During Operation Protective Edge, many Palestinian sympathizers claimed that Israel’s response was “disproportionate” to the provocation. But none of them seemed the least bit bothered by the fact that a suicide bombing or rocket fired at civilians is “disproportionate” to occupation.
You call a bully a mean name and he punches you in the face. He knows that no one will raise the issue of the fact that his response is disproportionate to the provocation. His victim is too busy tending to his bloody nose. He also knows you won’t point out that his response was unfair because you are scared that you’ll be next.
Once the bully has bloodied enough noses and blackened enough eyes, he has his power. He tells the rest of the neighborhood kids, “Give me your lunch money, or you’ll be next to get a beating.” It is no longer about a response, disproportionate or otherwise.
This week, the Palestinians and their apologists have warned: take down the metal detectors, or you’ll face a wave of terror. When, a half year ago, there was talk that Trump was even considering moving the US Embassy to Jerusalem, Mahmoud Abbas blatantly threatened: if you do, Israel will suffer unseen-before violence. Even Israelis plead with the government to “be practical” and “think of the consequences” to its actions and decisions, no matter how logical or justified they may be.
The PA, Mahmoud Abbas, and the Palestinian terrorists have successfully scared the rest of the neighborhood with the threat of, “Do what we demand or we’ll beat you up.”
And yet, like the bully’s young victim who decides to work out and study martial arts, but rather than defending himself becomes a bully too, the Palestinians have been able to keep the world focused on the fiction of Israel as oppressor. “I can’t be a bully.
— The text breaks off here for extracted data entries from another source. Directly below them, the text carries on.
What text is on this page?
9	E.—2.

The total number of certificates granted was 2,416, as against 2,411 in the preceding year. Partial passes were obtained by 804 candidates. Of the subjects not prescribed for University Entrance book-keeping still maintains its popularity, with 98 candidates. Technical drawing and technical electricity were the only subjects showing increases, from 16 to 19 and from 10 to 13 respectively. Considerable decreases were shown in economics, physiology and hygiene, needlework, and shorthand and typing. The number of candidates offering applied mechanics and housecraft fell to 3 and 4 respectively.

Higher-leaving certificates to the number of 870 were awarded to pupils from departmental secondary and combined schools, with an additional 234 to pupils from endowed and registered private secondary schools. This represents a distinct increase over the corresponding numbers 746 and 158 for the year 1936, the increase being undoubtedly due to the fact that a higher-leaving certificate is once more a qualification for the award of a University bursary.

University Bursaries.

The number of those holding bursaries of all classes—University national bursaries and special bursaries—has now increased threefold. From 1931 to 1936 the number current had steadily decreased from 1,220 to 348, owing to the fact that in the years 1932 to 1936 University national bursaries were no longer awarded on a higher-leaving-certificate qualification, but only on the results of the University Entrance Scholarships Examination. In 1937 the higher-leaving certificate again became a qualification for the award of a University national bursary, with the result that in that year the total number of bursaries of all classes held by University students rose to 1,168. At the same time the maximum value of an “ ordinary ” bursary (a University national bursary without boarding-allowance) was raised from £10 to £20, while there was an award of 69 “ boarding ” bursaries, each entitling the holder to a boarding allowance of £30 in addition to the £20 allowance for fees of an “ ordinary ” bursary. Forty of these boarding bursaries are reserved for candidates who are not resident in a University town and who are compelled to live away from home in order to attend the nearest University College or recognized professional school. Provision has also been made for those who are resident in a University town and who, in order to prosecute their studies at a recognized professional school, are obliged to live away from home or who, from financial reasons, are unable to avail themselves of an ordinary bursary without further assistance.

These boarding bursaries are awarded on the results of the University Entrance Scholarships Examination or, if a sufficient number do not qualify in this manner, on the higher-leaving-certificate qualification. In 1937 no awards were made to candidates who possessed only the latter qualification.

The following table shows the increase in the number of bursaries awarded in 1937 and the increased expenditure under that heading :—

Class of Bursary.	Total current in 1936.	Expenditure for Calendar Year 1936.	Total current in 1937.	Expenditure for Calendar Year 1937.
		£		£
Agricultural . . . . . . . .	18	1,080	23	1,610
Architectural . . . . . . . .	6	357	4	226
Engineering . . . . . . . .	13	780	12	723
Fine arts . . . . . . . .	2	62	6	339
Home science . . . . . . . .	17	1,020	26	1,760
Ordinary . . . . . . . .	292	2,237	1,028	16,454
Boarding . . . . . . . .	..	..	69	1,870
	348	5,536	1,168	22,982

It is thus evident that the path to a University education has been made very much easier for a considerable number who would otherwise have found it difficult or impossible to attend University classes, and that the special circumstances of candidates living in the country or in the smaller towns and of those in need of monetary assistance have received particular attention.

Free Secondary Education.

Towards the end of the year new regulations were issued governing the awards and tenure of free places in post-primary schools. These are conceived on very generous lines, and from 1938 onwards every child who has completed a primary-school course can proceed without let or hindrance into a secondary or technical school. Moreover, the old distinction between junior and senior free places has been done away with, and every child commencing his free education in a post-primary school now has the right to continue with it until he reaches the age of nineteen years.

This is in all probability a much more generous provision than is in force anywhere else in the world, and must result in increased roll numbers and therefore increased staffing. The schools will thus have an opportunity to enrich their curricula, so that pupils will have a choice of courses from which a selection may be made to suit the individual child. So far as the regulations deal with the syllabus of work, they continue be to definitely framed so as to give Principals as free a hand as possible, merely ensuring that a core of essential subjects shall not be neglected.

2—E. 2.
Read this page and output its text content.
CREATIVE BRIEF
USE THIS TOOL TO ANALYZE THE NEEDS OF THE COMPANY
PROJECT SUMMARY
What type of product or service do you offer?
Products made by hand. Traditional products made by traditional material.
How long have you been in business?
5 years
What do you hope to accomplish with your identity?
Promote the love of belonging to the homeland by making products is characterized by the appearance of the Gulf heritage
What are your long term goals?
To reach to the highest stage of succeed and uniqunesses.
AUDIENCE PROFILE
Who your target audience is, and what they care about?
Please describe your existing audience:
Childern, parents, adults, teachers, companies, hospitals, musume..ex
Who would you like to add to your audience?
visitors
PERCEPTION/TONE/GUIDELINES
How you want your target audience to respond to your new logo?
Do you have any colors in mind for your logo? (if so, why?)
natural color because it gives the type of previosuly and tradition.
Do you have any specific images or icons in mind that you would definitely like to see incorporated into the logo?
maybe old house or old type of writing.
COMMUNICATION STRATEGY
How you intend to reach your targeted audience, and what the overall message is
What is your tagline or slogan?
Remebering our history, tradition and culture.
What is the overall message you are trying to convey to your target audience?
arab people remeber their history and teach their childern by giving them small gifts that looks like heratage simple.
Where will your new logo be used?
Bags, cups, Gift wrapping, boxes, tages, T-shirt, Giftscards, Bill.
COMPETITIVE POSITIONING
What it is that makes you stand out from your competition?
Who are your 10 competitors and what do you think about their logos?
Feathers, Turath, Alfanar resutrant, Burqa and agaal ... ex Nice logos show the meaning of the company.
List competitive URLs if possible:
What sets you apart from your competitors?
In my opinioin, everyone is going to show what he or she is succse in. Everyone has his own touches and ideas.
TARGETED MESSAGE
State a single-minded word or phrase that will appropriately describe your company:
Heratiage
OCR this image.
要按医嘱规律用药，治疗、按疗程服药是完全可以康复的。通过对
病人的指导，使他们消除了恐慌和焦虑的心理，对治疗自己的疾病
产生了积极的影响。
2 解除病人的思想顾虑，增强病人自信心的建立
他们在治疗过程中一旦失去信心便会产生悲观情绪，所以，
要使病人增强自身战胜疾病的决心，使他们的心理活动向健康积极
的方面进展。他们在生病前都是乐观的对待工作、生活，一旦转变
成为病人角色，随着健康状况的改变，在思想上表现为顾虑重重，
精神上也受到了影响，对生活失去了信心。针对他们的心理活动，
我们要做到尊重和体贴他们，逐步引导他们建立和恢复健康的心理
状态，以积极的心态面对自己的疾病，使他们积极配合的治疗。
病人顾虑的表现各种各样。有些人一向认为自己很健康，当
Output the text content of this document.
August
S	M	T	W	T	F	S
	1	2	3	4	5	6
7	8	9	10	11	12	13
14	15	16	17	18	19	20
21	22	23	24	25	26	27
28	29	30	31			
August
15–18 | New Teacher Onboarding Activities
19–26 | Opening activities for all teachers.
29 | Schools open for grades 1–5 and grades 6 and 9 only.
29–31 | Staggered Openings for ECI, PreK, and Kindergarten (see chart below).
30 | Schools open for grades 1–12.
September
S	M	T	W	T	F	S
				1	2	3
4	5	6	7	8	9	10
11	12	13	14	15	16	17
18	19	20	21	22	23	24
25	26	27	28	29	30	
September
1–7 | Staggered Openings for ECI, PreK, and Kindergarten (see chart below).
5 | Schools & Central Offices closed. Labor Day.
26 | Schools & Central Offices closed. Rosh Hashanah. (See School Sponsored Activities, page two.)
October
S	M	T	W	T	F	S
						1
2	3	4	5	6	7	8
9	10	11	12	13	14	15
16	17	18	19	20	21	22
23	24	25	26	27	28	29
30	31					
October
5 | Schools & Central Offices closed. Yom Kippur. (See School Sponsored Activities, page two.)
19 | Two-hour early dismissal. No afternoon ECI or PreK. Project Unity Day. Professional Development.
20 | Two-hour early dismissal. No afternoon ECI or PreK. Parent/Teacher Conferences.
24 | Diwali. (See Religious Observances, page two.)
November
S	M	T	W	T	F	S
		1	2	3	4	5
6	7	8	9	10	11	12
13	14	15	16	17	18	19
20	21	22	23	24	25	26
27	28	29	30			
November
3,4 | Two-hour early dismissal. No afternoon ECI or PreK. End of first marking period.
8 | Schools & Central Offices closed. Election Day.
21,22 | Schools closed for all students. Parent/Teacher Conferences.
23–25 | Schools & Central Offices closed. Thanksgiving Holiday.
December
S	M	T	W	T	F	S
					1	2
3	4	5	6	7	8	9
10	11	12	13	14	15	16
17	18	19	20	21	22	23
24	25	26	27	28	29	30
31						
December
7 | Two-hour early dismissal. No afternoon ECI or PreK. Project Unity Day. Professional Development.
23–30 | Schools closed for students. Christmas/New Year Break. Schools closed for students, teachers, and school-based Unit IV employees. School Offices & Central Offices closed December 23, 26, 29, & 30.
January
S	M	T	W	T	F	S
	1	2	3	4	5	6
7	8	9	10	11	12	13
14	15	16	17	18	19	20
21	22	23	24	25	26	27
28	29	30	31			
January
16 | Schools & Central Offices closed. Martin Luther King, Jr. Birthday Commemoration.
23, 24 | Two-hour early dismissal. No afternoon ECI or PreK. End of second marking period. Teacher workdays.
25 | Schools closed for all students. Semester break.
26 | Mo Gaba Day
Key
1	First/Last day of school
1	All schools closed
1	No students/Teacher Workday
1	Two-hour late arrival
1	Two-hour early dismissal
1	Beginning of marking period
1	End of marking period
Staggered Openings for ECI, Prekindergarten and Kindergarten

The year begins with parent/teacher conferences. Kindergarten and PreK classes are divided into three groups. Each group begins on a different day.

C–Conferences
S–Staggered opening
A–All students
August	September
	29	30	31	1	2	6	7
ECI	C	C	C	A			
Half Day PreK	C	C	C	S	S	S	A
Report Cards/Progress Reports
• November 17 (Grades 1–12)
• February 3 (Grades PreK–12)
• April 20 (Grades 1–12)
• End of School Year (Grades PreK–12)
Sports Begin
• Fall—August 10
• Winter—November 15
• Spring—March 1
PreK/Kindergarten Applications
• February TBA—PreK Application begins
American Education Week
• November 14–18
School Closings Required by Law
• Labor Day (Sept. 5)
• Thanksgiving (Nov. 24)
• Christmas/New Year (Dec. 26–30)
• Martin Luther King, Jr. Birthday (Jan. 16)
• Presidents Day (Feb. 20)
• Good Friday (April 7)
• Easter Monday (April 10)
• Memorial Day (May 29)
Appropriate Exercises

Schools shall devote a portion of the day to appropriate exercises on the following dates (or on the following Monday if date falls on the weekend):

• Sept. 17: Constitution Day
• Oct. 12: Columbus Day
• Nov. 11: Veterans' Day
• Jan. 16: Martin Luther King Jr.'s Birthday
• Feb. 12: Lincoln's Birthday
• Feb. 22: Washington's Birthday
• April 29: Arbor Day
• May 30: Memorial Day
I was the victim of bullying!”
Do Palestinians suffer at the hands of Israel? Yes. But anyone who looks with open eyes at the root causes of that suffering knows that Israel is not the aggressor. Israel has only ever responded to Palestinian violence and terror, never initiated, and all escalations in that violence have come from the Palestinian side. Nothing would make the vast majority of Israelis happier then to live at peace with the Palestinians rather than make them suffer.
Those who study the historical perceptions of Israel in the world focus on a major shift that took place in the 1970s. The country, once viewed as the underdog surrounded by massive and powerful hostile neighbors, began to be seen as Goliath rather than David in relation to the Palestinian people.
It is time for another shift in perception. In every repetitive wave of violence that has struck this nation over the past decade at least, the Palestinians have shown themselves to be despicable and cowardly bullies. They target the weak, they escalate to disproportionate responses, and they use our fear of them to threaten us into capitulating to their demands.
But you defeat a bully by standing up to him, and by exposing him for the sham that he is. You make clear that he picks on the weak because it just makes him feel stronger. You refuse to give him your lunch money, because you know that he doesn’t really have the strength take it from you. And you defend yourself from his attacks as best as you can until he realizes that his efforts have not succeeded in getting him what he really wants.
Israel will survive and overcome the bullying of the Palestinians. There is no doubt to that. But a little bit more support would be nice. A recognition of who the unjust aggressors are would help. Not allowing the bullies to dishonestly “justify” their crimes by claiming to be the oppressed would be honorable.
When we allow the bully’s lies to convince us that cowardly violence is his legitimate response as a “victim,” we insult and weaken the genuine victims around the world.